Viajantes do comboio sem rumo
Os acontecimentos sucedem-se em cadeia e num crescendo horripilante. Fazem lembrar um comboio atulhado de gente com outros que se montam à pendura, sem ninguém saber onde vai. A cada dia que passa, há mais gente no comboio que não conhece o destino. Os viajantes do comboio querem-se livrar das peripécias que este ano lhes trouxe, gritando pela janela pedidos de socorro (quem nos acode?), entrando em desatino.
Entre os mortos e feridos das carruagens há outros tantos. Os corpos tensos de almas amarguradas assemelham-se a embalagens de sardinhas enlatadas das mais rascas do mercado. Ninguém as quer ver nem pintadas, nem sentir-lhes o gosto da pobreza e do fracasso. Andam sem rumo dentro das carruagens, na esperança de encontrar um poiso sereno para descansar, sem conhecer a sina que lhes há-de calhar. A crença essa vai-se esgotando mesmo entre os mais esperançados.

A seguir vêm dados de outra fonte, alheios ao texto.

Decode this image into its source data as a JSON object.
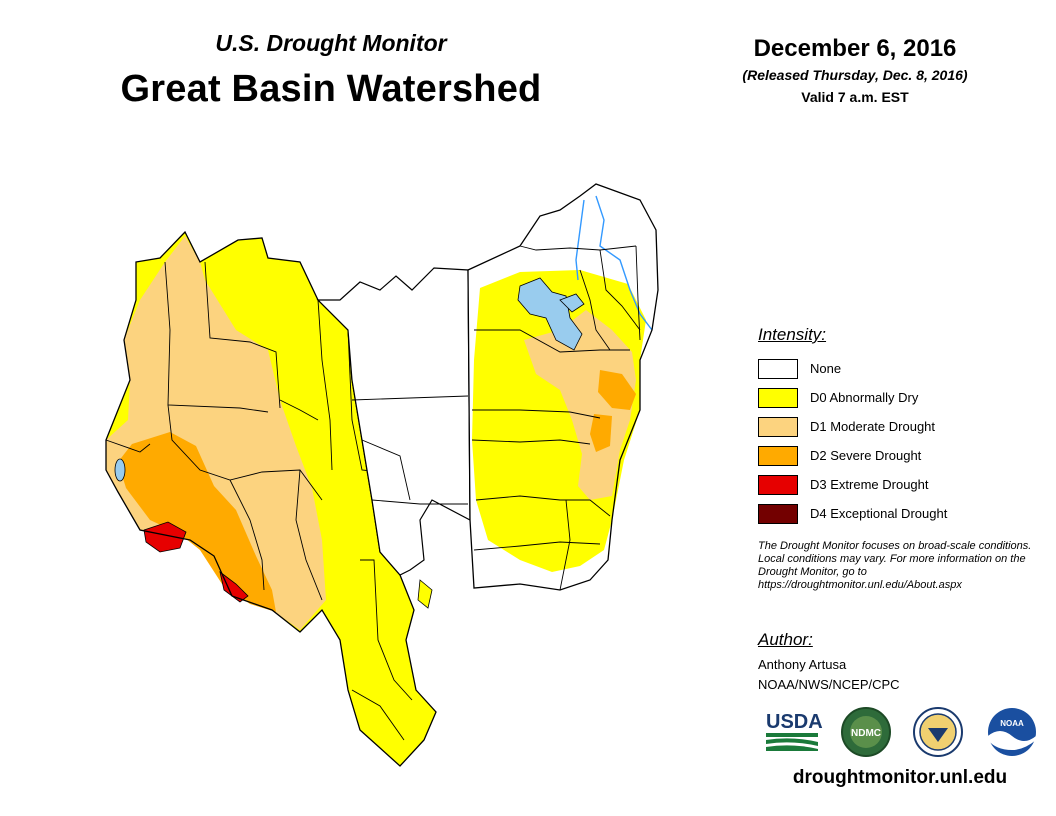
{
  "header": {
    "subtitle": "U.S. Drought Monitor",
    "title": "Great Basin Watershed",
    "date": "December 6, 2016",
    "released": "(Released Thursday, Dec. 8, 2016)",
    "valid": "Valid 7 a.m. EST"
  },
  "legend": {
    "title": "Intensity:",
    "items": [
      {
        "label": "None",
        "color": "#ffffff"
      },
      {
        "label": "D0 Abnormally Dry",
        "color": "#ffff00"
      },
      {
        "label": "D1 Moderate Drought",
        "color": "#fcd37f"
      },
      {
        "label": "D2 Severe Drought",
        "color": "#ffaa00"
      },
      {
        "label": "D3 Extreme Drought",
        "color": "#e60000"
      },
      {
        "label": "D4 Exceptional Drought",
        "color": "#730000"
      }
    ]
  },
  "note": "The Drought Monitor focuses on broad-scale conditions. Local conditions may vary. For more information on the Drought Monitor, go to https://droughtmonitor.unl.edu/About.aspx",
  "author": {
    "heading": "Author:",
    "name": "Anthony Artusa",
    "org": "NOAA/NWS/NCEP/CPC"
  },
  "logos": {
    "usda": "USDA",
    "ndmc": "NDMC",
    "noaa": "NOAA"
  },
  "footer_url": "droughtmonitor.unl.edu",
  "map_colors": {
    "water": "#99ccee",
    "river": "#3399ff",
    "border": "#000000"
  }
}
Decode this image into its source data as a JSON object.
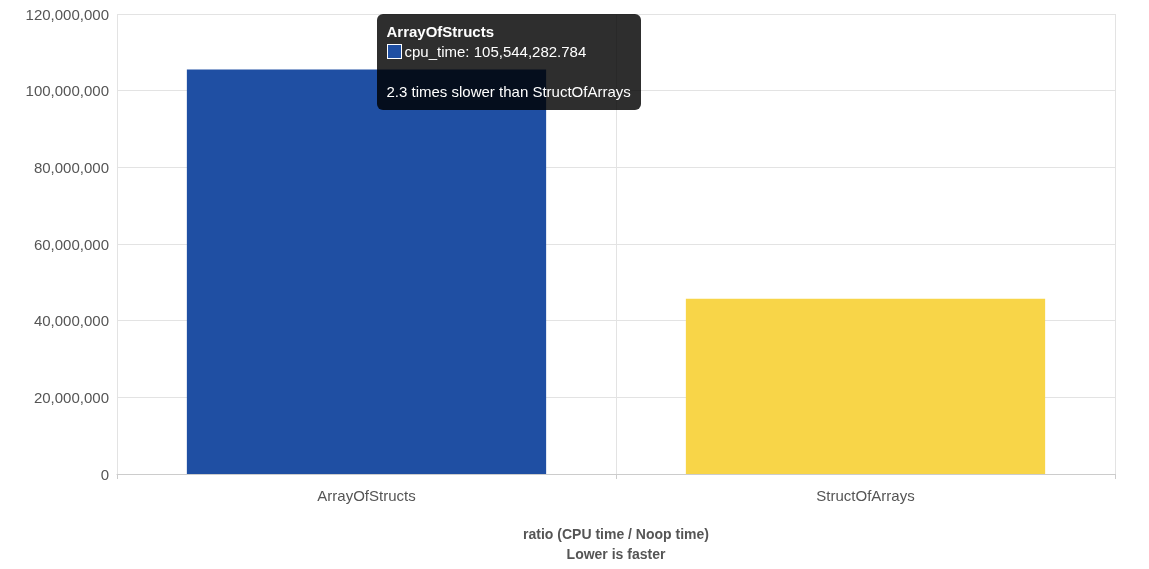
{
  "chart_data": {
    "type": "bar",
    "xlabel": "ratio (CPU time / Noop time)\nLower is faster",
    "categories": [
      "ArrayOfStructs",
      "StructOfArrays"
    ],
    "values": [
      105544282.784,
      45700000
    ],
    "colors": [
      "#1f4fa3",
      "#f8d548"
    ],
    "ylim": [
      0,
      120000000
    ],
    "yticks": [
      0,
      {
        "value": 20000000,
        "label": "20,000,000"
      },
      {
        "value": 40000000,
        "label": "40,000,000"
      },
      {
        "value": 60000000,
        "label": "60,000,000"
      },
      {
        "value": 80000000,
        "label": "80,000,000"
      },
      {
        "value": 100000000,
        "label": "100,000,000"
      },
      {
        "value": 120000000,
        "label": "120,000,000"
      }
    ],
    "grid": true,
    "annotations": [
      "ArrayOfStructs",
      "cpu_time: 105,544,282.784",
      "2.3 times slower than StructOfArrays"
    ]
  }
}
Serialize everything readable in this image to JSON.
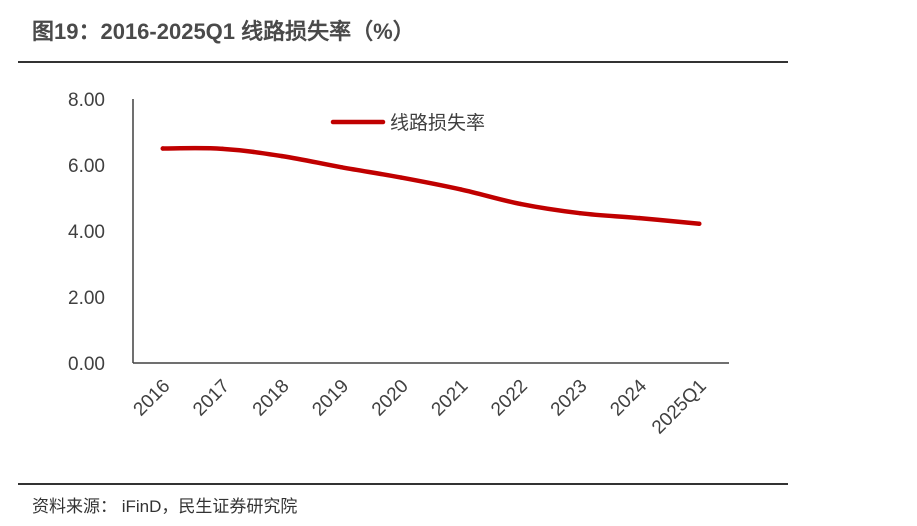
{
  "figure": {
    "title": "图19：2016-2025Q1 线路损失率（%）",
    "source": "资料来源： iFinD，民生证券研究院"
  },
  "chart_data": {
    "type": "line",
    "title": "图19：2016-2025Q1 线路损失率（%）",
    "xlabel": "",
    "ylabel": "",
    "categories": [
      "2016",
      "2017",
      "2018",
      "2019",
      "2020",
      "2021",
      "2022",
      "2023",
      "2024",
      "2025Q1"
    ],
    "y_ticks": [
      "0.00",
      "2.00",
      "4.00",
      "6.00",
      "8.00"
    ],
    "ylim": [
      0,
      8
    ],
    "grid": false,
    "legend_position": "top-center",
    "series": [
      {
        "name": "线路损失率",
        "color": "#C00000",
        "values": [
          6.5,
          6.49,
          6.27,
          5.93,
          5.62,
          5.26,
          4.82,
          4.54,
          4.39,
          4.22
        ]
      }
    ]
  }
}
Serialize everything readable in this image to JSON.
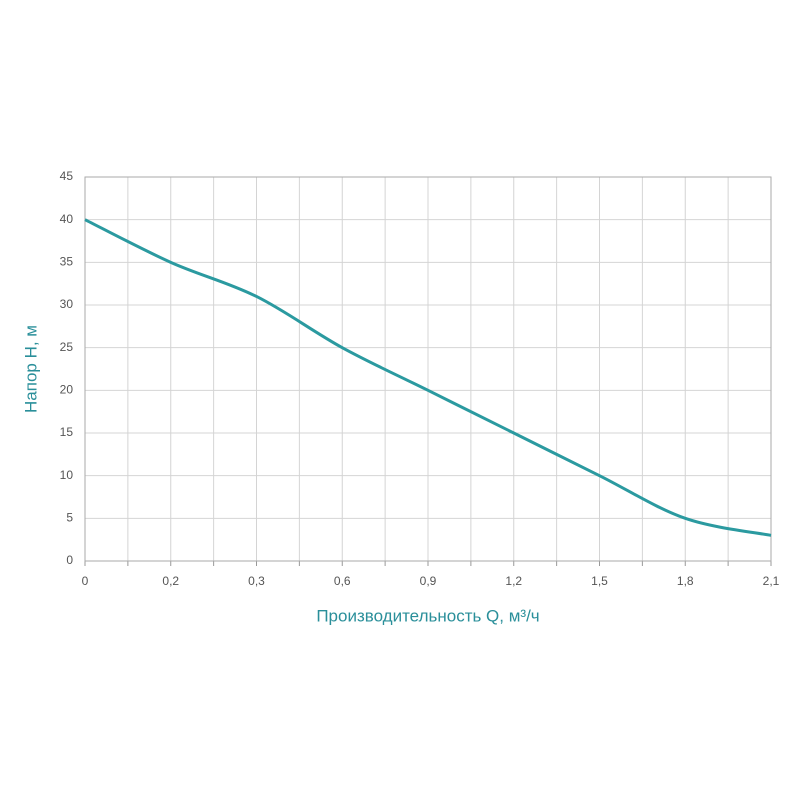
{
  "chart_data": {
    "type": "line",
    "x_label": "Производительность Q, м³/ч",
    "y_label": "Напор H, м",
    "categories": [
      "0",
      "0,2",
      "0,3",
      "0,6",
      "0,9",
      "1,2",
      "1,5",
      "1,8",
      "2,1"
    ],
    "series": [
      {
        "color": "#2b9aa0",
        "values": [
          40,
          35,
          31,
          25,
          20,
          15,
          10,
          5,
          3
        ]
      }
    ],
    "ylim": [
      0,
      45
    ],
    "yticks": [
      0,
      5,
      10,
      15,
      20,
      25,
      30,
      35,
      40,
      45
    ],
    "grid": true
  }
}
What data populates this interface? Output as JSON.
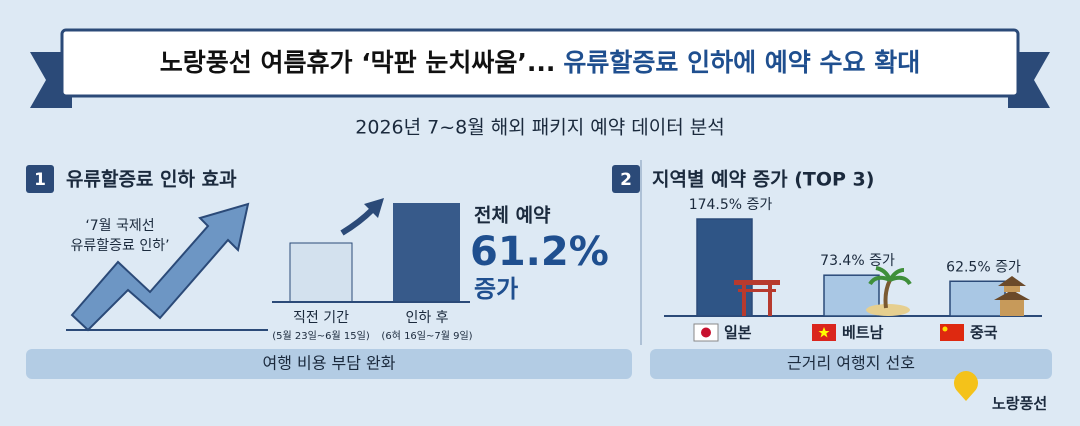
{
  "header": {
    "title": "노랑풍선 여름휴가 ‘막판 눈치싸움’...",
    "title_highlight": "유류할증료 인하에 예약 수요 확대",
    "subtitle": "2026년 7~8월 해외 패키지 예약 데이터 분석"
  },
  "section1": {
    "number": "1",
    "heading": "유류할증료 인하 효과",
    "note": [
      "‘7월 국제선",
      "유류할증료 인하’"
    ],
    "before_label": "직전 기간",
    "before_period": "(5월 23일~6월 15일)",
    "after_label": "인하 후",
    "after_period": "(6혀 16일~7월 9일)",
    "total_label": "전체 예약",
    "total_value": "61.2%",
    "total_suffix": "증가",
    "footer": "여행 비용 부담 완화"
  },
  "section2": {
    "number": "2",
    "heading": "지역별 예약 증가 (TOP 3)",
    "footer": "근거리 여행지 선호"
  },
  "chart_data": {
    "type": "bar",
    "categories": [
      "일본",
      "베트남",
      "중국"
    ],
    "values": [
      174.5,
      73.4,
      62.5
    ],
    "value_labels": [
      "174.5% 증가",
      "73.4% 증가",
      "62.5% 증가"
    ],
    "colors": [
      "#2f5586",
      "#a9c7e4",
      "#a9c7e4"
    ]
  },
  "logo": "노랑풍선"
}
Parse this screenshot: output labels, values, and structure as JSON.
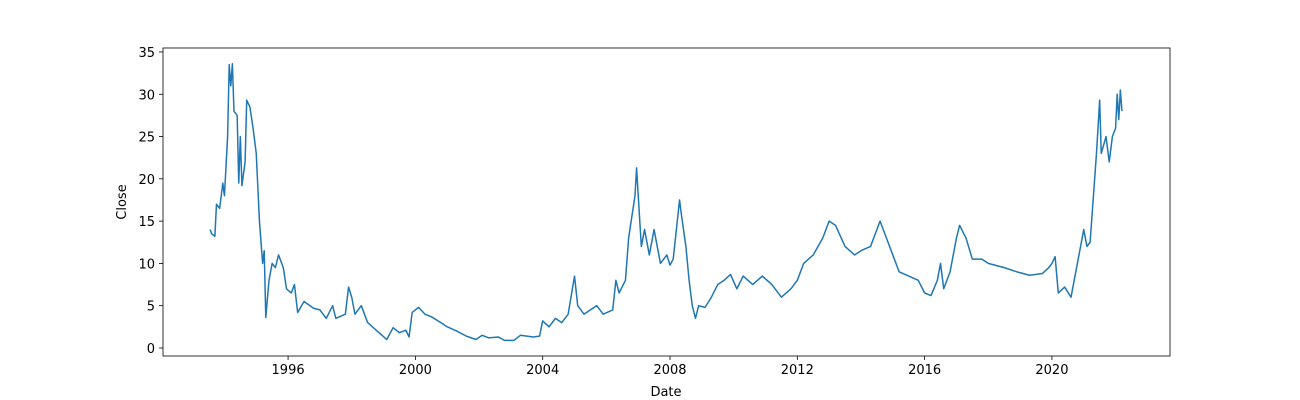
{
  "chart_data": {
    "type": "line",
    "xlabel": "Date",
    "ylabel": "Close",
    "xlim": [
      1992.07,
      2023.71
    ],
    "ylim": [
      -0.95,
      35.47
    ],
    "xticks": [
      1996,
      2000,
      2004,
      2008,
      2012,
      2016,
      2020
    ],
    "yticks": [
      0,
      5,
      10,
      15,
      20,
      25,
      30,
      35
    ],
    "series": [
      {
        "name": "Close",
        "color": "#1f77b4",
        "x": [
          1993.55,
          1993.6,
          1993.7,
          1993.75,
          1993.85,
          1993.95,
          1994.0,
          1994.1,
          1994.15,
          1994.2,
          1994.25,
          1994.3,
          1994.4,
          1994.45,
          1994.5,
          1994.55,
          1994.65,
          1994.7,
          1994.8,
          1994.9,
          1995.0,
          1995.1,
          1995.2,
          1995.25,
          1995.3,
          1995.4,
          1995.5,
          1995.6,
          1995.7,
          1995.85,
          1995.95,
          1996.1,
          1996.2,
          1996.3,
          1996.5,
          1996.8,
          1997.0,
          1997.2,
          1997.4,
          1997.5,
          1997.8,
          1997.9,
          1998.0,
          1998.1,
          1998.3,
          1998.5,
          1998.8,
          1999.1,
          1999.3,
          1999.5,
          1999.7,
          1999.8,
          1999.9,
          2000.1,
          2000.3,
          2000.5,
          2000.8,
          2001.0,
          2001.3,
          2001.6,
          2001.9,
          2002.1,
          2002.3,
          2002.6,
          2002.8,
          2003.1,
          2003.3,
          2003.7,
          2003.9,
          2004.0,
          2004.2,
          2004.4,
          2004.6,
          2004.8,
          2005.0,
          2005.1,
          2005.3,
          2005.5,
          2005.7,
          2005.9,
          2006.2,
          2006.3,
          2006.4,
          2006.6,
          2006.7,
          2006.9,
          2006.95,
          2007.05,
          2007.1,
          2007.2,
          2007.35,
          2007.5,
          2007.6,
          2007.7,
          2007.9,
          2008.0,
          2008.1,
          2008.2,
          2008.3,
          2008.35,
          2008.5,
          2008.6,
          2008.7,
          2008.8,
          2008.9,
          2009.1,
          2009.3,
          2009.5,
          2009.7,
          2009.9,
          2010.1,
          2010.3,
          2010.6,
          2010.9,
          2011.2,
          2011.5,
          2011.8,
          2012.0,
          2012.2,
          2012.5,
          2012.8,
          2013.0,
          2013.2,
          2013.5,
          2013.8,
          2014.0,
          2014.3,
          2014.6,
          2014.8,
          2015.0,
          2015.2,
          2015.5,
          2015.8,
          2016.0,
          2016.2,
          2016.4,
          2016.5,
          2016.6,
          2016.8,
          2017.0,
          2017.1,
          2017.3,
          2017.5,
          2017.8,
          2018.0,
          2018.5,
          2018.9,
          2019.3,
          2019.7,
          2019.9,
          2020.0,
          2020.1,
          2020.2,
          2020.4,
          2020.6,
          2020.8,
          2021.0,
          2021.1,
          2021.2,
          2021.4,
          2021.5,
          2021.55,
          2021.7,
          2021.8,
          2021.9,
          2022.0,
          2022.05,
          2022.1,
          2022.15,
          2022.2
        ],
        "values": [
          14,
          13.5,
          13.2,
          17,
          16.5,
          19.5,
          18,
          25,
          33.5,
          31,
          33.6,
          28,
          27.5,
          19.5,
          25,
          19.2,
          22,
          29.3,
          28.5,
          26,
          23,
          15,
          10,
          11.5,
          3.6,
          8,
          10,
          9.5,
          11,
          9.5,
          7,
          6.5,
          7.5,
          4.2,
          5.5,
          4.7,
          4.5,
          3.5,
          5,
          3.5,
          4,
          7.2,
          6,
          4,
          5,
          3,
          2,
          1,
          2.4,
          1.8,
          2.1,
          1.3,
          4.2,
          4.8,
          4,
          3.7,
          3,
          2.5,
          2,
          1.4,
          1,
          1.5,
          1.2,
          1.3,
          0.9,
          0.9,
          1.5,
          1.3,
          1.4,
          3.2,
          2.5,
          3.5,
          3,
          4,
          8.5,
          5,
          4,
          4.5,
          5,
          4,
          4.5,
          8,
          6.5,
          8,
          13,
          18,
          21.3,
          15,
          12,
          14,
          11,
          14,
          12,
          10,
          11,
          9.8,
          10.5,
          14,
          17.5,
          16,
          12,
          8,
          5,
          3.5,
          5,
          4.8,
          6,
          7.5,
          8,
          8.7,
          7,
          8.5,
          7.5,
          8.5,
          7.5,
          6,
          7,
          8,
          10,
          11,
          13,
          15,
          14.5,
          12,
          11,
          11.5,
          12,
          15,
          13,
          11,
          9,
          8.5,
          8,
          6.5,
          6.2,
          8,
          10,
          7,
          9,
          13,
          14.5,
          13,
          10.5,
          10.5,
          10,
          9.5,
          9,
          8.6,
          8.8,
          9.5,
          10,
          10.8,
          6.5,
          7.2,
          6,
          10,
          14,
          12,
          12.5,
          23,
          29.3,
          23,
          25,
          22,
          25,
          26,
          30,
          27,
          30.5,
          28
        ]
      }
    ]
  }
}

Cá fora o mundo não pára e raramente olha o comboio. Os passageiros que fogem das guerras, são vistos como leprosos e há quem acredite que se deve ignora-los ou condena-los à morte.
Entretanto o homem fala de amor e compreensão. Caga sentenças sobre a paz no mundo e prepara-se para celebrar o Natal sem verdadeiras convicções de coisa alguma. Adquire novas fatiotas para comemorar o ano novo, compra o espumante da praxe, sem grandes intenções de mudar uma vírgula da sua frieza perante os viajantes sem rumo.